A common task is to diagnose a disease, which is a type of task that determines whether a person is affected (positive) or not (negative) from the test results. When the gender and age of the examinee and various tests are added to the binary classification model, the model is required to show the possibility that the person is affected as a score, but there are two functions, positive or negative. In order to judge by one, it is necessary to divide the score by an appropriate threshold. The "possibility of being affected" does not have to be a probability value because it can be arranged in the order of the scores and separated by an appropriate threshold value.

However, there are times when you want a high probability value rather than a high or low "probability of being affected". For example, when there are service A and service B, it is better not to appeal only one to the user. This is also an application of binary classification, but when it comes to appealing those with a high participation probability, the binary classification scores of A and B must be comparable. This means that the scale and bias must be the same.

Distribution of predicted values

Learning with LightGBM

I made a model by throwing Santander data from kaggle into LightGBM. This is a dataset of whether or not to purchase financial products, and the percentage of positive cases is 10%, which is a moderate imbalance. The objective variable is 1 or 0, but for ease of writing, write 1 as positive and 0 as negative.

The parameters look like this. If is_unbalance is included for unbalanced data, the predicted value will spread appropriately because it is sampled and learned so that the positive and negative values are halved.

Parameters	value
objective	binary
num_leaves	15
is_unbalane	True
num_boost_round	100

Score and percentage of cases

Let's summarize the scores for each data point in increments of 0.01 and take the percentage of positive examples. Then you can draw a correlation diagram between the score and the percentage of regular cases. By the way, rmse is the error from the diagonal.

When this overlaps with the diagonal lines of (0,0) and (1,1), the predicted value directly predicts the percentage of regular cases, which makes me happy in various applications.

Score distribution

Looking at the distribution separately for positive and negative, it looks like this.

The percentage of positive cases is 0 in the range of predicted values where positive and negative cases overlap. Will be from 1. In the non-overlapping range, the percentage of positive cases is 0 if there are only negative cases, and the ratio of positive cases is 1 if the distribution is only positive cases. That is why the above correlation diagram looks like a sigmoid.

Beta distribution

By the way, this shape is similar to the beta distribution. If the shape is like a beta distribution, the random variable is 0 to 1, which is the same as the beta distribution. So let's find the alpha and beta from the mean and variance.

e = \frac{a}{a+b}

v = \frac{ab}{ (a+b)^2 (a+b+1)}

If you solve this,

a = \frac{e^2 (1-e)}{v}-e

b = \frac{(1-e)}{e}a

If you draw a random sampling of beta distribution with the above parameters, it looks like this.

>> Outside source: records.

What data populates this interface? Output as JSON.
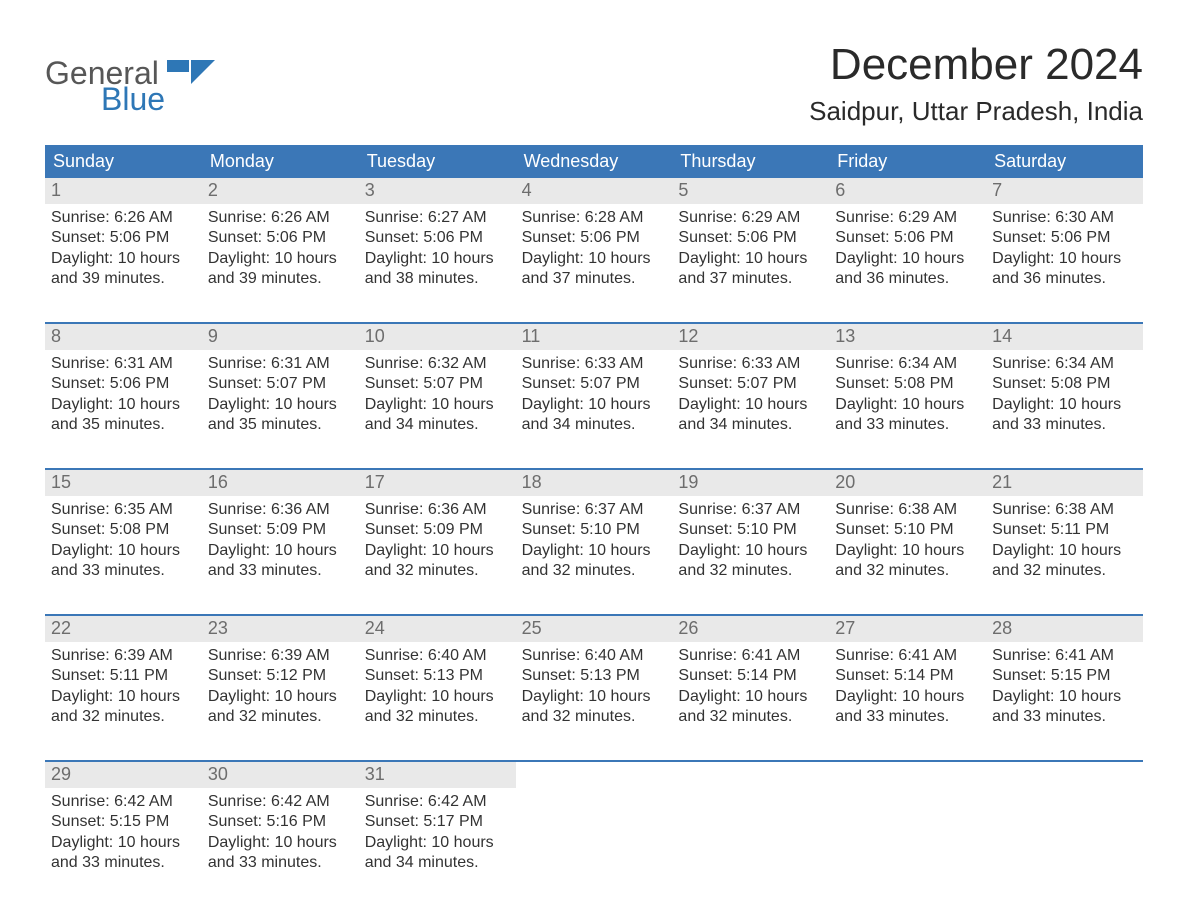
{
  "logo": {
    "line1": "General",
    "line2": "Blue"
  },
  "title": "December 2024",
  "location": "Saidpur, Uttar Pradesh, India",
  "colors": {
    "header_blue": "#3b77b7",
    "daynum_strip": "#e9e9e9",
    "text_dark": "#2b2b2b",
    "text_gray": "#6d6d6d",
    "logo_gray": "#575757",
    "logo_blue": "#2e77b6",
    "background": "#ffffff"
  },
  "typography": {
    "title_fontsize_pt": 33,
    "location_fontsize_pt": 20,
    "weekday_fontsize_pt": 14,
    "daynum_fontsize_pt": 14,
    "body_fontsize_pt": 12,
    "font_family": "Arial"
  },
  "weekdays": [
    "Sunday",
    "Monday",
    "Tuesday",
    "Wednesday",
    "Thursday",
    "Friday",
    "Saturday"
  ],
  "days": [
    {
      "n": "1",
      "sunrise": "Sunrise: 6:26 AM",
      "sunset": "Sunset: 5:06 PM",
      "dl1": "Daylight: 10 hours",
      "dl2": "and 39 minutes."
    },
    {
      "n": "2",
      "sunrise": "Sunrise: 6:26 AM",
      "sunset": "Sunset: 5:06 PM",
      "dl1": "Daylight: 10 hours",
      "dl2": "and 39 minutes."
    },
    {
      "n": "3",
      "sunrise": "Sunrise: 6:27 AM",
      "sunset": "Sunset: 5:06 PM",
      "dl1": "Daylight: 10 hours",
      "dl2": "and 38 minutes."
    },
    {
      "n": "4",
      "sunrise": "Sunrise: 6:28 AM",
      "sunset": "Sunset: 5:06 PM",
      "dl1": "Daylight: 10 hours",
      "dl2": "and 37 minutes."
    },
    {
      "n": "5",
      "sunrise": "Sunrise: 6:29 AM",
      "sunset": "Sunset: 5:06 PM",
      "dl1": "Daylight: 10 hours",
      "dl2": "and 37 minutes."
    },
    {
      "n": "6",
      "sunrise": "Sunrise: 6:29 AM",
      "sunset": "Sunset: 5:06 PM",
      "dl1": "Daylight: 10 hours",
      "dl2": "and 36 minutes."
    },
    {
      "n": "7",
      "sunrise": "Sunrise: 6:30 AM",
      "sunset": "Sunset: 5:06 PM",
      "dl1": "Daylight: 10 hours",
      "dl2": "and 36 minutes."
    },
    {
      "n": "8",
      "sunrise": "Sunrise: 6:31 AM",
      "sunset": "Sunset: 5:06 PM",
      "dl1": "Daylight: 10 hours",
      "dl2": "and 35 minutes."
    },
    {
      "n": "9",
      "sunrise": "Sunrise: 6:31 AM",
      "sunset": "Sunset: 5:07 PM",
      "dl1": "Daylight: 10 hours",
      "dl2": "and 35 minutes."
    },
    {
      "n": "10",
      "sunrise": "Sunrise: 6:32 AM",
      "sunset": "Sunset: 5:07 PM",
      "dl1": "Daylight: 10 hours",
      "dl2": "and 34 minutes."
    },
    {
      "n": "11",
      "sunrise": "Sunrise: 6:33 AM",
      "sunset": "Sunset: 5:07 PM",
      "dl1": "Daylight: 10 hours",
      "dl2": "and 34 minutes."
    },
    {
      "n": "12",
      "sunrise": "Sunrise: 6:33 AM",
      "sunset": "Sunset: 5:07 PM",
      "dl1": "Daylight: 10 hours",
      "dl2": "and 34 minutes."
    },
    {
      "n": "13",
      "sunrise": "Sunrise: 6:34 AM",
      "sunset": "Sunset: 5:08 PM",
      "dl1": "Daylight: 10 hours",
      "dl2": "and 33 minutes."
    },
    {
      "n": "14",
      "sunrise": "Sunrise: 6:34 AM",
      "sunset": "Sunset: 5:08 PM",
      "dl1": "Daylight: 10 hours",
      "dl2": "and 33 minutes."
    },
    {
      "n": "15",
      "sunrise": "Sunrise: 6:35 AM",
      "sunset": "Sunset: 5:08 PM",
      "dl1": "Daylight: 10 hours",
      "dl2": "and 33 minutes."
    },
    {
      "n": "16",
      "sunrise": "Sunrise: 6:36 AM",
      "sunset": "Sunset: 5:09 PM",
      "dl1": "Daylight: 10 hours",
      "dl2": "and 33 minutes."
    },
    {
      "n": "17",
      "sunrise": "Sunrise: 6:36 AM",
      "sunset": "Sunset: 5:09 PM",
      "dl1": "Daylight: 10 hours",
      "dl2": "and 32 minutes."
    },
    {
      "n": "18",
      "sunrise": "Sunrise: 6:37 AM",
      "sunset": "Sunset: 5:10 PM",
      "dl1": "Daylight: 10 hours",
      "dl2": "and 32 minutes."
    },
    {
      "n": "19",
      "sunrise": "Sunrise: 6:37 AM",
      "sunset": "Sunset: 5:10 PM",
      "dl1": "Daylight: 10 hours",
      "dl2": "and 32 minutes."
    },
    {
      "n": "20",
      "sunrise": "Sunrise: 6:38 AM",
      "sunset": "Sunset: 5:10 PM",
      "dl1": "Daylight: 10 hours",
      "dl2": "and 32 minutes."
    },
    {
      "n": "21",
      "sunrise": "Sunrise: 6:38 AM",
      "sunset": "Sunset: 5:11 PM",
      "dl1": "Daylight: 10 hours",
      "dl2": "and 32 minutes."
    },
    {
      "n": "22",
      "sunrise": "Sunrise: 6:39 AM",
      "sunset": "Sunset: 5:11 PM",
      "dl1": "Daylight: 10 hours",
      "dl2": "and 32 minutes."
    },
    {
      "n": "23",
      "sunrise": "Sunrise: 6:39 AM",
      "sunset": "Sunset: 5:12 PM",
      "dl1": "Daylight: 10 hours",
      "dl2": "and 32 minutes."
    },
    {
      "n": "24",
      "sunrise": "Sunrise: 6:40 AM",
      "sunset": "Sunset: 5:13 PM",
      "dl1": "Daylight: 10 hours",
      "dl2": "and 32 minutes."
    },
    {
      "n": "25",
      "sunrise": "Sunrise: 6:40 AM",
      "sunset": "Sunset: 5:13 PM",
      "dl1": "Daylight: 10 hours",
      "dl2": "and 32 minutes."
    },
    {
      "n": "26",
      "sunrise": "Sunrise: 6:41 AM",
      "sunset": "Sunset: 5:14 PM",
      "dl1": "Daylight: 10 hours",
      "dl2": "and 32 minutes."
    },
    {
      "n": "27",
      "sunrise": "Sunrise: 6:41 AM",
      "sunset": "Sunset: 5:14 PM",
      "dl1": "Daylight: 10 hours",
      "dl2": "and 33 minutes."
    },
    {
      "n": "28",
      "sunrise": "Sunrise: 6:41 AM",
      "sunset": "Sunset: 5:15 PM",
      "dl1": "Daylight: 10 hours",
      "dl2": "and 33 minutes."
    },
    {
      "n": "29",
      "sunrise": "Sunrise: 6:42 AM",
      "sunset": "Sunset: 5:15 PM",
      "dl1": "Daylight: 10 hours",
      "dl2": "and 33 minutes."
    },
    {
      "n": "30",
      "sunrise": "Sunrise: 6:42 AM",
      "sunset": "Sunset: 5:16 PM",
      "dl1": "Daylight: 10 hours",
      "dl2": "and 33 minutes."
    },
    {
      "n": "31",
      "sunrise": "Sunrise: 6:42 AM",
      "sunset": "Sunset: 5:17 PM",
      "dl1": "Daylight: 10 hours",
      "dl2": "and 34 minutes."
    }
  ],
  "layout": {
    "columns": 7,
    "rows": 5,
    "start_weekday_index": 0,
    "trailing_empty_cells": 4
  }
}
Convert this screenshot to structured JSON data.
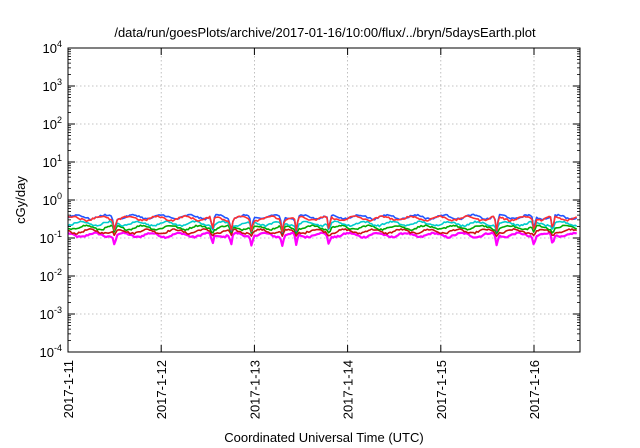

The shape is a little different around 0.1 and 0.9, but it's okay.

Forecast of positive percentage

If you have alpha and beta for each of the positive and negative, you can calculate the probability density for each positive and negative from any random variable from 0 to 1. Furthermore, if you have the positive and negative numbers of the original data, you can calculate the positive and negative ratios for any random variable.

Y = \frac{N_p\times Beta_p}{N_p\times Beta_p + N_n\times Beta_n}

When plotting the predicted value from the distribution against the original predicted value from LightGBM, it looks like this.

Furthermore, the correlation diagram between the predicted value from the beta distribution and the positive example ratio mentioned earlier looks like this.

You can see that it is quite close to the diagonal.

So, with the two-stage approach of LightGBM and beta distribution, we were able to bring the predicted value and the percentage of regular cases closer to each other diagonally.

Summary

Scores from binary classification models often do not go diagonally when plotted as a percentage of regular cases.
If the score can be fitted to an appropriate parametric distribution, the percentage of positive cases can be calculated from the score.

Afterword

I was planning to publish a book in Technical Book 8 on 3/1, but it was canceled due to the virus in the example.